You knew what you had to do,
though the wind pried
with its stiff fingers
at the very foundations,
though their melancholy
was terrible.
It was already late
enough, and a wild night,
and the road full of fallen
branches and stones.
But little by little,
as you left their voices behind,
the stars began to burn
through the sheets of clouds,
and there was a new voice
which you slowly
recognized as your own,
that kept you company
as you strode deeper and deeper
into the world,
determined to do
the only thing you could do--
determined to save
the only life you could save.

I mourn for you

I cry because someone important once degraded you, carved a mark on your soul that colors your lens, distorts your thinking. I ache because your head has built a wall around your heart that protects you from people you long to know. I grieve because you serve others, settle for less than you want, sit with that lump in your throat and ache in your heart that leaks tears when you speak. I mourn for the signs you saw and ignored, parasites sucking you dry of money and emotions, of goodwill and compassion until you cannot put a sentence together any more than you can repair your life because you are clueless about where to start.

Awareness before change

Awareness November 2008

“I was hoping to come back and join you in bed,” my sweetie said clearly disappointed as he walked past me on his way to the bedroom after spending the night in the guest room where his back finds respite. “Too late,” I retorted, fully clothed, brewing a cup of coffee and unfolding my buttermilk pancake recipe. He continued to our bed, surely hoping I would change my mind.
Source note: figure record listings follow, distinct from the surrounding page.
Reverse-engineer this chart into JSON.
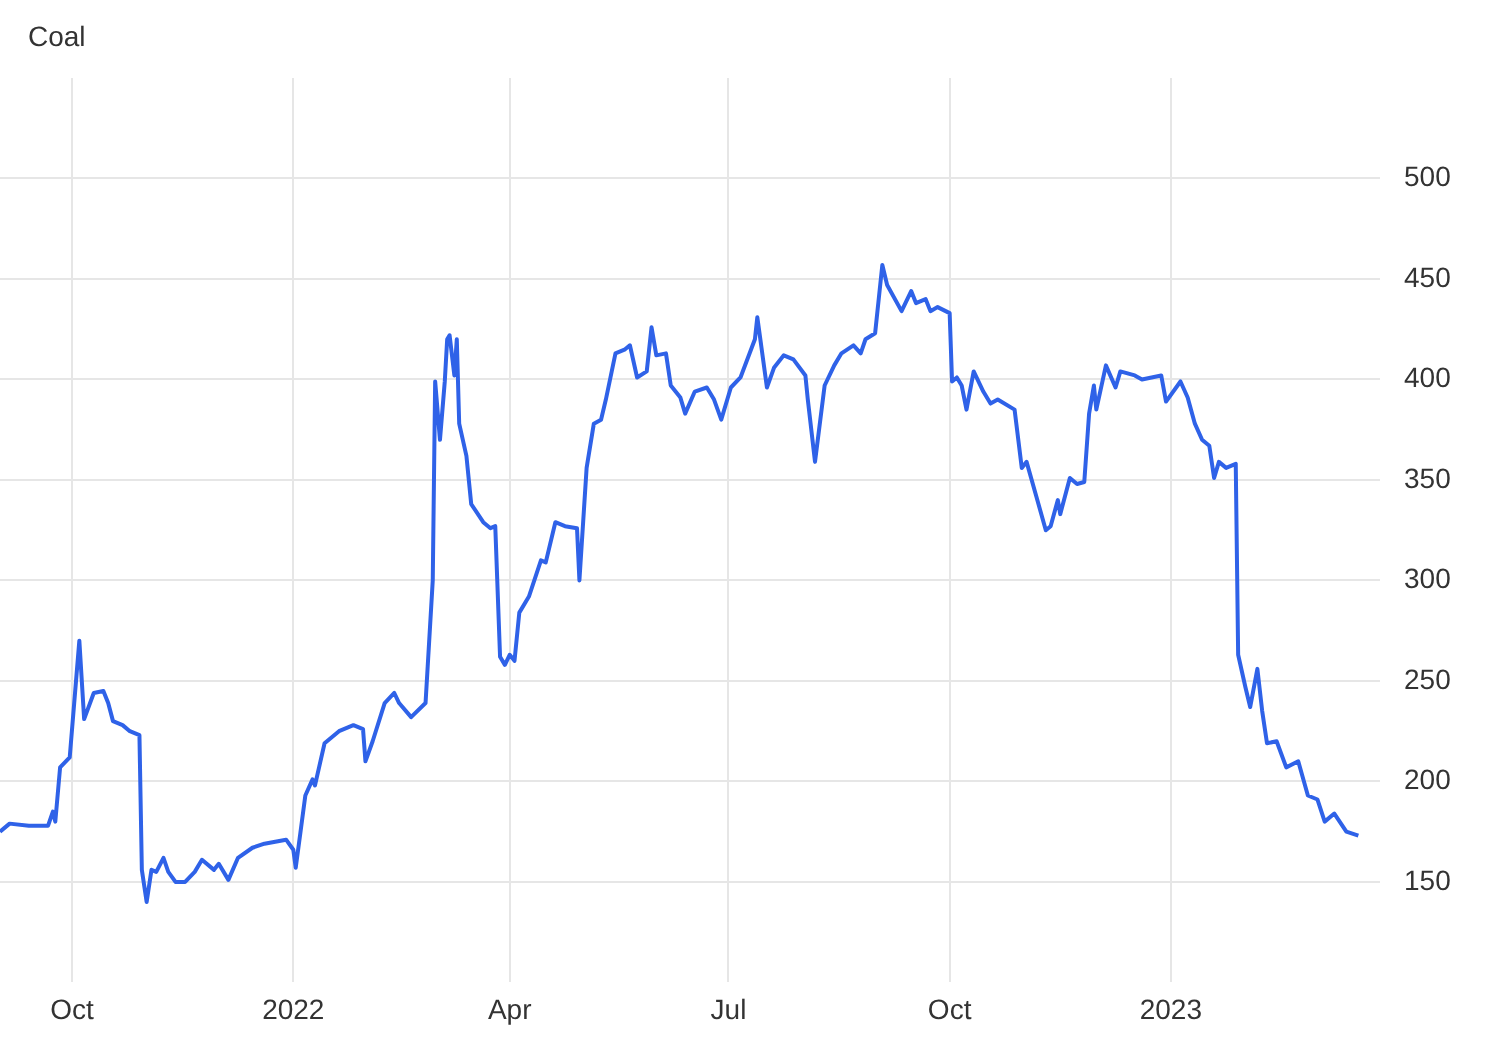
{
  "chart_data": {
    "type": "line",
    "title": "Coal",
    "x": [
      "2021-09-01",
      "2021-09-05",
      "2021-09-13",
      "2021-09-21",
      "2021-09-23",
      "2021-09-24",
      "2021-09-26",
      "2021-09-30",
      "2021-10-04",
      "2021-10-06",
      "2021-10-10",
      "2021-10-14",
      "2021-10-16",
      "2021-10-18",
      "2021-10-22",
      "2021-10-25",
      "2021-10-29",
      "2021-10-30",
      "2021-11-01",
      "2021-11-03",
      "2021-11-05",
      "2021-11-08",
      "2021-11-10",
      "2021-11-13",
      "2021-11-17",
      "2021-11-21",
      "2021-11-24",
      "2021-11-29",
      "2021-12-01",
      "2021-12-05",
      "2021-12-09",
      "2021-12-15",
      "2021-12-20",
      "2021-12-29",
      "2022-01-01",
      "2022-01-02",
      "2022-01-04",
      "2022-01-06",
      "2022-01-09",
      "2022-01-10",
      "2022-01-14",
      "2022-01-20",
      "2022-01-26",
      "2022-01-30",
      "2022-01-31",
      "2022-02-03",
      "2022-02-08",
      "2022-02-12",
      "2022-02-14",
      "2022-02-19",
      "2022-02-25",
      "2022-02-28",
      "2022-03-01",
      "2022-03-03",
      "2022-03-05",
      "2022-03-06",
      "2022-03-07",
      "2022-03-09",
      "2022-03-10",
      "2022-03-11",
      "2022-03-14",
      "2022-03-16",
      "2022-03-21",
      "2022-03-24",
      "2022-03-26",
      "2022-03-28",
      "2022-03-30",
      "2022-04-01",
      "2022-04-03",
      "2022-04-05",
      "2022-04-09",
      "2022-04-14",
      "2022-04-16",
      "2022-04-20",
      "2022-04-24",
      "2022-04-29",
      "2022-04-30",
      "2022-05-03",
      "2022-05-06",
      "2022-05-09",
      "2022-05-11",
      "2022-05-15",
      "2022-05-19",
      "2022-05-21",
      "2022-05-24",
      "2022-05-28",
      "2022-05-30",
      "2022-06-01",
      "2022-06-05",
      "2022-06-07",
      "2022-06-11",
      "2022-06-13",
      "2022-06-17",
      "2022-06-22",
      "2022-06-25",
      "2022-06-28",
      "2022-07-02",
      "2022-07-06",
      "2022-07-12",
      "2022-07-13",
      "2022-07-17",
      "2022-07-20",
      "2022-07-24",
      "2022-07-28",
      "2022-08-02",
      "2022-08-03",
      "2022-08-06",
      "2022-08-10",
      "2022-08-14",
      "2022-08-17",
      "2022-08-22",
      "2022-08-25",
      "2022-08-27",
      "2022-08-31",
      "2022-09-03",
      "2022-09-05",
      "2022-09-11",
      "2022-09-15",
      "2022-09-17",
      "2022-09-21",
      "2022-09-23",
      "2022-09-26",
      "2022-10-01",
      "2022-10-02",
      "2022-10-04",
      "2022-10-06",
      "2022-10-08",
      "2022-10-11",
      "2022-10-15",
      "2022-10-18",
      "2022-10-21",
      "2022-10-28",
      "2022-10-31",
      "2022-11-02",
      "2022-11-06",
      "2022-11-10",
      "2022-11-12",
      "2022-11-15",
      "2022-11-16",
      "2022-11-20",
      "2022-11-23",
      "2022-11-26",
      "2022-11-28",
      "2022-11-30",
      "2022-12-01",
      "2022-12-05",
      "2022-12-09",
      "2022-12-11",
      "2022-12-17",
      "2022-12-20",
      "2022-12-28",
      "2022-12-30",
      "2023-01-05",
      "2023-01-08",
      "2023-01-11",
      "2023-01-14",
      "2023-01-17",
      "2023-01-19",
      "2023-01-21",
      "2023-01-24",
      "2023-01-28",
      "2023-01-29",
      "2023-02-01",
      "2023-02-03",
      "2023-02-06",
      "2023-02-08",
      "2023-02-10",
      "2023-02-14",
      "2023-02-18",
      "2023-02-23",
      "2023-02-27",
      "2023-03-03",
      "2023-03-06",
      "2023-03-10",
      "2023-03-15",
      "2023-03-20"
    ],
    "series": [
      {
        "color": "#2f62e8",
        "values": [
          175,
          179,
          178,
          178,
          185,
          180,
          207,
          212,
          270,
          231,
          244,
          245,
          239,
          230,
          228,
          225,
          223,
          156,
          140,
          156,
          155,
          162,
          155,
          150,
          150,
          155,
          161,
          156,
          159,
          151,
          162,
          167,
          169,
          171,
          166,
          157,
          175,
          193,
          201,
          198,
          219,
          225,
          228,
          226,
          210,
          220,
          239,
          244,
          239,
          232,
          239,
          300,
          399,
          370,
          399,
          420,
          422,
          402,
          420,
          378,
          362,
          338,
          329,
          326,
          327,
          262,
          258,
          263,
          260,
          284,
          292,
          310,
          309,
          329,
          327,
          326,
          300,
          356,
          378,
          380,
          390,
          413,
          415,
          417,
          401,
          404,
          426,
          412,
          413,
          397,
          391,
          383,
          394,
          396,
          390,
          380,
          396,
          401,
          420,
          431,
          396,
          406,
          412,
          410,
          402,
          390,
          359,
          397,
          407,
          413,
          417,
          413,
          420,
          423,
          457,
          447,
          434,
          444,
          438,
          440,
          434,
          436,
          433,
          399,
          401,
          397,
          385,
          404,
          394,
          388,
          390,
          385,
          356,
          359,
          342,
          325,
          327,
          340,
          333,
          351,
          348,
          349,
          383,
          397,
          385,
          407,
          396,
          404,
          402,
          400,
          402,
          389,
          399,
          391,
          378,
          370,
          367,
          351,
          359,
          356,
          358,
          263,
          247,
          237,
          256,
          235,
          219,
          220,
          207,
          210,
          193,
          191,
          180,
          184,
          175,
          173
        ]
      }
    ],
    "xlim": [
      "2021-09-01",
      "2023-03-29"
    ],
    "xticks": [
      {
        "value": "2021-10-01",
        "label": "Oct"
      },
      {
        "value": "2022-01-01",
        "label": "2022"
      },
      {
        "value": "2022-04-01",
        "label": "Apr"
      },
      {
        "value": "2022-07-01",
        "label": "Jul"
      },
      {
        "value": "2022-10-01",
        "label": "Oct"
      },
      {
        "value": "2023-01-01",
        "label": "2023"
      }
    ],
    "ylim": [
      100,
      550
    ],
    "yticks": [
      150,
      200,
      250,
      300,
      350,
      400,
      450,
      500
    ],
    "grid": true,
    "legend": false,
    "marker": "none",
    "line_style": "solid"
  }
}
Standing my ground meant we missed out on the irreplaceable morning “spoon”—a defiance way beyond the occasion and very much out of character.

I had nothing to say on this Pancake Sunday--a ritual we started to bring the family back to the fold once a week, even after Mom arrived; even when my sweetie tried to get me to leave my post at the grill to come see the critters converged on the deck enjoying the morning’s banquet of seeds and suet. I ignored him. “I’ve got pancakes to turn,” I growled under my breath.

I could feel myself slipping over the edge as Mom poured syrup and detailed the lives of her neighbors and their little girl whom she cannot forgive for going without underpants, and the impending birth of twins, and the small house they live in, and the Mom’s favorite coffee and their latest conversation encased in a “Then I said,” and “Then she said,” recalling every word. “I don’t care,” I thought, through my blank stare.

That was the first time I realized my heart hurt. Not the “I’m-having-a-heart-attack” kind of hurt, but an ache in the anterior. I breathed deep into the pain and sighed.

Luckily only Mom had joined us on this Sunday after Thanksgiving. Instead of the usual group of friends and optimistic chit-chat, we ate with an uncomfortable quiet. It didn’t take long for her to pack up and go home after breakfast, leaving me alone to dwell on the status of my relationship, the recent and untimely death of a friend, my floundering career. My heart hurt. I breathed deep and sighed and relieved it for a moment more.

Awareness October 2009

Darkness had not yet dissolved on the Saturday morning I awoke anxious and sad and inconsolable. The contrast was stark to the usual song in my head. The frenzy prevented me from turning and breathing and willing myself back to sleep. What? I wondered.

The channels flipped on my internal tube, exposing trailers of unfinished business, the chasm I feared growing between me and my daughter, the class the previous day that produced two negative evaluations, conversation with the neighbors at dinner the night before where we talked about elders and our turn, Thanksgiving plans upended again in a phone call.

I paused and hit replay. Decades of chaotic Thanksgiving scenes montaged through; my Dad’s death on the holiday when I was 5, yelling and swats with the hair brush over dresses and curls, a major riff in the family where half split off to celebrate elsewhere, Mom insisting on celebrating one place or another creating the necessity to “pick sides,” my daughter throwing up to avoid choosing, the ache in my heart the year before. Years of chaos and drama created by ancient sadness and suffering disguised itself as current reality and visited me there in my bed to me to remind me to move on.